小さな小さな船に揺られること1日。
今まで居た都会とは一変、翠と蒼が目の前に拡がる。
「凄い」
「そう?」
「こうゆうところ好き」
「良かった!」
軽々とスーツケースを持ち上げて、
自分の手を引くゴンを見ながら、周りを見渡す。
ゴンが女を連れてきたと、良く判らない声は聞こえど、
自分はあまり興味がないので、右から左へ。
「ここがオレの家」
「お邪魔します」
敷居をまたげば、ふうわりと香る甘い匂い。
シフォンケーキだ。
机の上に置かれたできたてのそれと、
添えられた、品の良い生クリームとオレンジマーマレード。
「もう着いたの?連絡くれたら迎えに行ったのに」
「いいよ。1人で来れる、あ、これが母さん」
「はじめまして。です。これから暫くお世話になります」
「ミトです。
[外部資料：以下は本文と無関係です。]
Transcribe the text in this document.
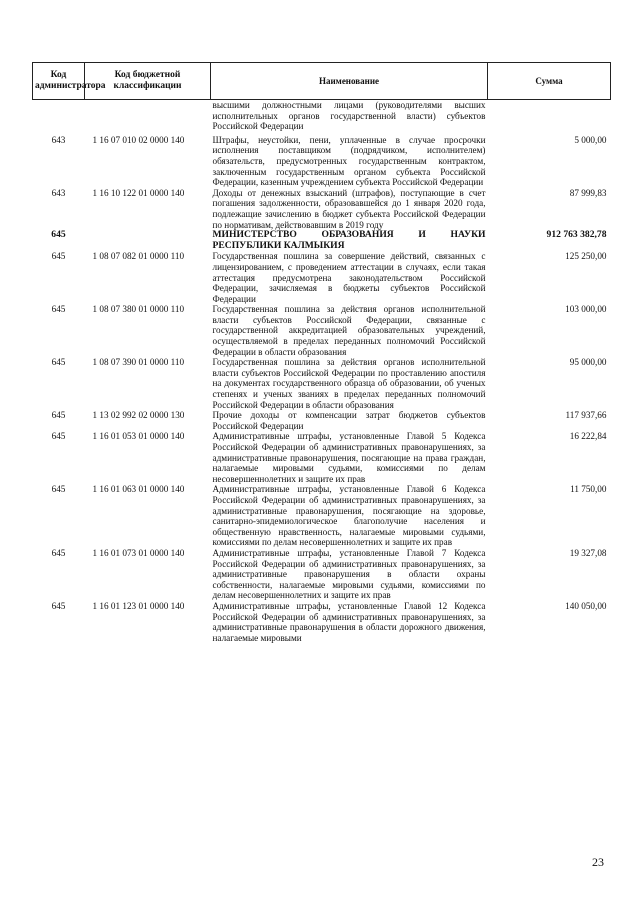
Код администратора	Код бюджетной классификации	Наименование	Сумма
		высшими должностными лицами (руководителями высших исполнительных органов государственной власти) субъектов Российской Федерации	

643	1 16 07 010 02 0000 140	Штрафы, неустойки, пени, уплаченные в случае просрочки исполнения поставщиком (подрядчиком, исполнителем) обязательств, предусмотренных государственным контрактом, заключенным государственным органом субъекта Российской Федерации, казенным учреждением субъекта Российской Федерации	5 000,00
643	1 16 10 122 01 0000 140	Доходы от денежных взысканий (штрафов), поступающие в счет погашения задолженности, образовавшейся до 1 января 2020 года, подлежащие зачислению в бюджет субъекта Российской Федерации по нормативам, действовавшим в 2019 году	87 999,83
645		МИНИСТЕРСТВО ОБРАЗОВАНИЯ И НАУКИ РЕСПУБЛИКИ КАЛМЫКИЯ	912 763 382,78
645	1 08 07 082 01 0000 110	Государственная пошлина за совершение действий, связанных с лицензированием, с проведением аттестации в случаях, если такая аттестация предусмотрена законодательством Российской Федерации, зачисляемая в бюджеты субъектов Российской Федерации	125 250,00
645	1 08 07 380 01 0000 110	Государственная пошлина за действия органов исполнительной власти субъектов Российской Федерации, связанные с государственной аккредитацией образовательных учреждений, осуществляемой в пределах переданных полномочий Российской Федерации в области образования	103 000,00
645	1 08 07 390 01 0000 110	Государственная пошлина за действия органов исполнительной власти субъектов Российской Федерации по проставлению апостиля на документах государственного образца об образовании, об ученых степенях и ученых званиях в пределах переданных полномочий Российской Федерации в области образования	95 000,00
645	1 13 02 992 02 0000 130	Прочие доходы от компенсации затрат бюджетов субъектов Российской Федерации	117 937,66
645	1 16 01 053 01 0000 140	Административные штрафы, установленные Главой 5 Кодекса Российской Федерации об административных правонарушениях, за административные правонарушения, посягающие на права граждан, налагаемые мировыми судьями, комиссиями по делам несовершеннолетних и защите их прав	16 222,84
645	1 16 01 063 01 0000 140	Административные штрафы, установленные Главой 6 Кодекса Российской Федерации об административных правонарушениях, за административные правонарушения, посягающие на здоровье, санитарно-эпидемиологическое благополучие населения и общественную нравственность, налагаемые мировыми судьями, комиссиями по делам несовершеннолетних и защите их прав	11 750,00
645	1 16 01 073 01 0000 140	Административные штрафы, установленные Главой 7 Кодекса Российской Федерации об административных правонарушениях, за административные правонарушения в области охраны собственности, налагаемые мировыми судьями, комиссиями по делам несовершеннолетних и защите их прав	19 327,08
645	1 16 01 123 01 0000 140	Административные штрафы, установленные Главой 12 Кодекса Российской Федерации об административных правонарушениях, за административные правонарушения в области дорожного движения, налагаемые мировыми	140 050,00
23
ゆっくりしてってね」
とても優しそうなお母さんだ。
つい先程分かれた、自分の育ての親の顔が、脳裏をかすめた。
「焼きたてで良ければどうぞ」
「頂きます」
ふわっと、口に入れれば、とろけてしまいそうなケーキ。
香ばしく薫るのは、蜂蜜だろうか。
「ここにしかいない、特別な蜂の蜂蜜を分けて貰ってるんだ!
ミトさんのつくるおやつの中で、これが一番好き!!」
「おいしい」
自然と笑顔になれるのはきっと、
よこしまな心や、暗い雰囲気など吹き飛ばしてしまう彼が居るからだ。
ミントティーで締めた後は、こっちとまた手を引かれて家を飛び出した。
「この森の長と友達でね、に紹介しようと思って」
「どんな子?」
「小さい頃に知り合ったんだ。凄く可愛いよ」
コンと、彼の名を呼ぶ。
知っていたけれど、実際会ってみるのは全然違って。
長と呼ばれる由縁が判る気がした。
自分の導も持っている、カリスマ性がにじみ出ているから。
ゴンに敬意を示した後、そっと見つめられる。
いわば自分はよそ者だから、いくら彼の連れてきた客といえど、
警戒するのは当たり前だ。
こちらから手を伸ばすような無粋なことはしない。
代わりに危害を加えないという合図になるだろうかと、両手を挙げてみる。
何も、貴方達に危害を及ぼすようなものは何も、持っていないよと。
しばらくすれば、向こうから寄って来てくれて。
「凄いや」
「どうして?」
コンの脚の間に挟まって、キラキラと光る水面を見つつ返答する。
「コンは懐かないんだ。キルアだって、
此処にいることは許してもらえたけど、触らせてもらえなかったよ」
「そうなの?」
「うん」
「ただ、もし良かったら触らせてくださいって思っただけ」
「も動物に好かれるんだ?」
「そうみたい」
ぺろりと頬を嘗められて目をつむる。
あははと響く、純粋な笑い声に、懐かしささえ感じた。
「ゴンは何してたの?」
「ずっと鍛錬」
「お父さんは見つかった?」
「なんで・・・」
「知ってるのかって?」
最終課題のこと。
「内緒」
「ちぇ」
「まだ見つかってないんだね」
「もう少しの所までは行ったんだけど」
「まだまだ時間はあるよ。気長に」
「だから今は」
「「鍛錬」」
2人の笑い声が重なって、さながら合唱のように、
オレンジ色に融けた空へと響いた。